MUSC Policy: Information Security - Risk Management

 TITLE: Information Security  ID:
 ORIGINATOR: Information Security Office  DATE: Jan 5, 2005
 REVIEWED: President's Council  DATE: Feb 16, 2005
 APPROVED: Raymond S. Greenberg, MD, PhD  DATE: Feb 16, 2005
 IMPLEMENTATION: Enterprise-wide  DATE: Feb 16, 2005

1. RATIONALE

Please refer to MUSC Information Security Rationale: The Need for Safeguards for an overview of the legal and ethical considerations that have motivated the development of this policy. The following laws and regulations have particular relevance:

HIPAA Security: 164.308(a)(1)(i) Security management process
HIPAA Security: 164.308(a)(1)(ii)(A) Risk analysis
HIPAA Security: 164.308(a)(1)(ii)(B) Risk management
FTC Safeguards Rule: 314.4(b)

2. POLICY

The designated Owner of each MUSC Information System is required to conduct Risk Assessments at appropriate points in the system's lifecycle, beginning prior to the system's implementation, to ensure that all reasonably anticipated risks to information availability, integrity, and confidentiality are identified, analyzed, and appropriately managed.

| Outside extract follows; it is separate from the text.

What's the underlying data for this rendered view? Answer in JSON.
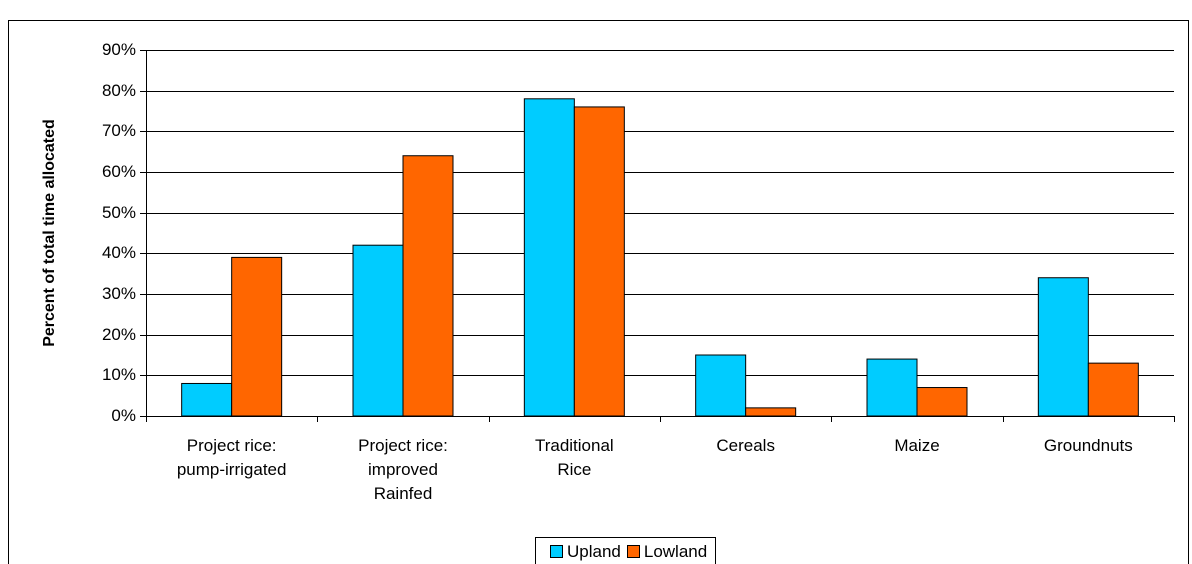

The System Owner is required to ensure that security safeguards are implemented and maintained, to reduce risks to reasonable and appropriate levels, and to comply with applicable laws, regulations, and policies.

3. PROCEDURES

3.1. Definitions

Refer to MUSC Policy: Information Security: Appendix A.

3.2. Sanctions

Refer to MUSC Policy: Information Security: Sanctions.

3.3. See Also

MUSC Policy: Information Security
MUSC Policy: Information Security - Documentation
MUSC Policy: Information Security - Evaluation
MUSC Information Security Standards: Risk Management
MUSC Information Security Guidelines: Risk Management

4. ACCESS

This policy will be maintained and published electronically by the Information Security Office. This policy is a public document and there are no restrictions on its distribution.